Years before Baldur’s Gate came along, the CRPGS made in the Gold Box engine, including Curse of the Azure Bonds, were my introduction to the Forgotten Realms. Which is why I’ll always associate it with women in impractical armour and names that can’t be taken seriously. In Curse that’s the priest Gharri of Gond and the villainous Fzoul Chembryl, though a few years later Forgotten Realms: Unlimited Adventures would introduce the unforgettable Lunit Bdufe, a name that makes Drizzt Do’Urden seems downright mundane.
The Gold Box games also introduced me to factions like the Zhentarim and the Red Wizards of Thay, two of the organisations in Curse of the Azure Bonds trying to control you via the magic tattoos of the title. Nothing can ever be just « blue » in a fantasy novel when it could be azure or sapphire or cerulean, right? I think Hoodoo of the Blue Tattoo would have been an even better name myself.
Curse kicks off when you wake up with magic tattoos and a month of missing memories. When those tattoos compel you to attack a local royal, you learn they’re a medium for mind control and set out to get them removed.
The assassination attempt leads to a jail break and chase through the sewers where you encounter monsters made of garbage called otyughs. The sewer section is a highlight—not a sentence you get to write about videogames often—and one reason is that you can talk to the monsters. Some of the otyughs are jealous of their otyugh neighbours, so you can befriend them by stealing the superior piles of excrement next door. There are a handful of moments like this scattered across Curse, where you can cut a deal with a dark elf (but she’ll only talk to you if there’s a woman in your party), or avoid a fight with salamanders (but only if you choose the correct conversational tone out of a selection including haughty, nice, and meek).
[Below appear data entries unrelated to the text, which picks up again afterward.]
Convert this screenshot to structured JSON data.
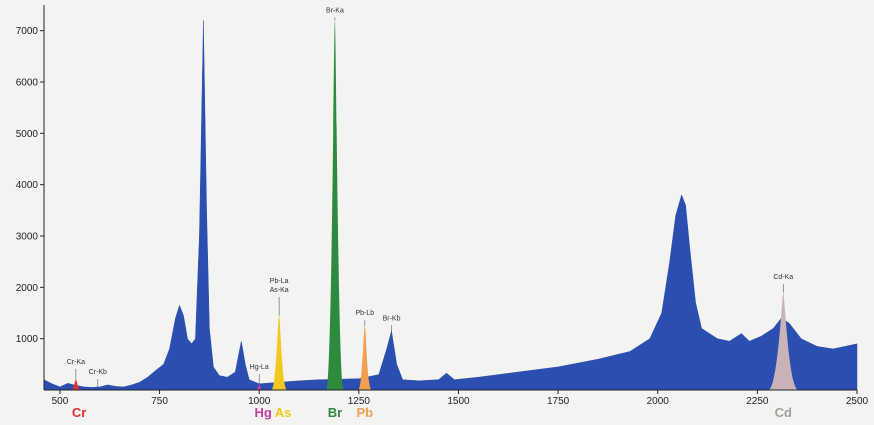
{
  "chart_data": {
    "type": "area",
    "xlim": [
      460,
      2500
    ],
    "ylim": [
      0,
      7500
    ],
    "x_ticks": [
      500,
      750,
      1000,
      1250,
      1500,
      1750,
      2000,
      2250,
      2500
    ],
    "y_ticks": [
      1000,
      2000,
      3000,
      4000,
      5000,
      6000,
      7000
    ],
    "grid": false,
    "colors": {
      "spectrum": "#2a4fb0",
      "background": "#f3f3f1",
      "axis": "#222222"
    },
    "series": [
      {
        "points": [
          [
            460,
            200
          ],
          [
            480,
            120
          ],
          [
            500,
            60
          ],
          [
            520,
            130
          ],
          [
            535,
            100
          ],
          [
            560,
            60
          ],
          [
            580,
            50
          ],
          [
            600,
            60
          ],
          [
            620,
            100
          ],
          [
            640,
            70
          ],
          [
            660,
            60
          ],
          [
            680,
            100
          ],
          [
            700,
            150
          ],
          [
            720,
            250
          ],
          [
            740,
            380
          ],
          [
            760,
            500
          ],
          [
            775,
            800
          ],
          [
            790,
            1400
          ],
          [
            800,
            1650
          ],
          [
            810,
            1450
          ],
          [
            820,
            1000
          ],
          [
            830,
            900
          ],
          [
            840,
            1000
          ],
          [
            850,
            3000
          ],
          [
            860,
            7200
          ],
          [
            868,
            3500
          ],
          [
            875,
            1200
          ],
          [
            885,
            450
          ],
          [
            900,
            280
          ],
          [
            920,
            250
          ],
          [
            940,
            350
          ],
          [
            955,
            950
          ],
          [
            965,
            500
          ],
          [
            975,
            200
          ],
          [
            1000,
            120
          ],
          [
            1050,
            150
          ],
          [
            1100,
            180
          ],
          [
            1150,
            200
          ],
          [
            1250,
            220
          ],
          [
            1300,
            300
          ],
          [
            1320,
            800
          ],
          [
            1332,
            1150
          ],
          [
            1345,
            500
          ],
          [
            1360,
            200
          ],
          [
            1400,
            180
          ],
          [
            1450,
            200
          ],
          [
            1470,
            330
          ],
          [
            1490,
            200
          ],
          [
            1550,
            250
          ],
          [
            1650,
            350
          ],
          [
            1750,
            450
          ],
          [
            1850,
            600
          ],
          [
            1930,
            750
          ],
          [
            1980,
            1000
          ],
          [
            2010,
            1500
          ],
          [
            2030,
            2500
          ],
          [
            2045,
            3400
          ],
          [
            2060,
            3800
          ],
          [
            2070,
            3600
          ],
          [
            2080,
            2800
          ],
          [
            2095,
            1700
          ],
          [
            2110,
            1200
          ],
          [
            2150,
            1000
          ],
          [
            2180,
            950
          ],
          [
            2210,
            1100
          ],
          [
            2230,
            950
          ],
          [
            2260,
            1050
          ],
          [
            2290,
            1200
          ],
          [
            2310,
            1400
          ],
          [
            2330,
            1300
          ],
          [
            2360,
            1000
          ],
          [
            2400,
            850
          ],
          [
            2440,
            800
          ],
          [
            2470,
            850
          ],
          [
            2500,
            900
          ]
        ]
      }
    ],
    "element_peaks": [
      {
        "element": "Cr",
        "label": "Cr-Ka",
        "color": "#e03030",
        "center": 540,
        "height": 200,
        "width": 12,
        "label_y": 450
      },
      {
        "element": "",
        "label": "Cr-Kb",
        "color": "#2a4fb0",
        "center": 595,
        "height": 60,
        "width": 8,
        "label_y": 250
      },
      {
        "element": "Hg",
        "label": "Hg-La",
        "color": "#c040a0",
        "center": 1000,
        "height": 110,
        "width": 8,
        "label_y": 350
      },
      {
        "element": "As",
        "label": "Pb-La",
        "label2": "As-Ka",
        "color": "#f2c820",
        "center": 1050,
        "height": 1450,
        "width": 20,
        "label_y": 1850
      },
      {
        "element": "Br",
        "label": "Br-Ka",
        "color": "#2e8b3e",
        "center": 1190,
        "height": 7200,
        "width": 22,
        "label_y": 7300
      },
      {
        "element": "Pb",
        "label": "Pb-Lb",
        "color": "#f0a050",
        "center": 1265,
        "height": 1250,
        "width": 17,
        "label_y": 1400
      },
      {
        "element": "",
        "label": "Br-Kb",
        "color": "#2a4fb0",
        "center": 1332,
        "height": 1150,
        "width": 12,
        "label_y": 1300
      },
      {
        "element": "Cd",
        "label": "Cd-Ka",
        "color": "#c8b4b8",
        "center": 2315,
        "height": 1900,
        "width": 38,
        "label_y": 2100
      }
    ],
    "element_labels": [
      {
        "text": "Cr",
        "color": "#e03030",
        "x": 548
      },
      {
        "text": "Hg",
        "color": "#c040a0",
        "x": 1010
      },
      {
        "text": "As",
        "color": "#f2c820",
        "x": 1060
      },
      {
        "text": "Br",
        "color": "#2e8b3e",
        "x": 1190
      },
      {
        "text": "Pb",
        "color": "#f0a050",
        "x": 1265
      },
      {
        "text": "Cd",
        "color": "#a89c9c",
        "x": 2315
      }
    ]
  }
}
The other reason this sewer chase stands out is how much story’s jammed into it. There’s a conflict between the thieves guild who helped bust you out of prison and a rival gang of criminals called the Fire Knives, both fighting over the prime thief real estate of the sewers. The Fire Knives were one of the parties involved in giving you the tattoos, and you stumble across the remains of their previous experiments as you rush through their base, following the trail of two other adventurers separately on the loose in the sewers. Gharri of Ghond is here to rescue a princess like he’s playing a different videogame, and Olive Ruskettle—a halfling from the novel this game is based on—is one step ahead of you in the tunnels as well.
This is Curse of the Azure Bonds at its peak. CRPGs at the time rarely had this much narrative going on, with exceptions like the Ultima games. You were much more likely to be playing a dungeon dice-and-slice than something with actual mystery and plot. It helps that it’s based on a book, just called Azure Bonds, which was nothing special but still more readable than 90% of the D&D novels—not that you need to read it to play the videogame.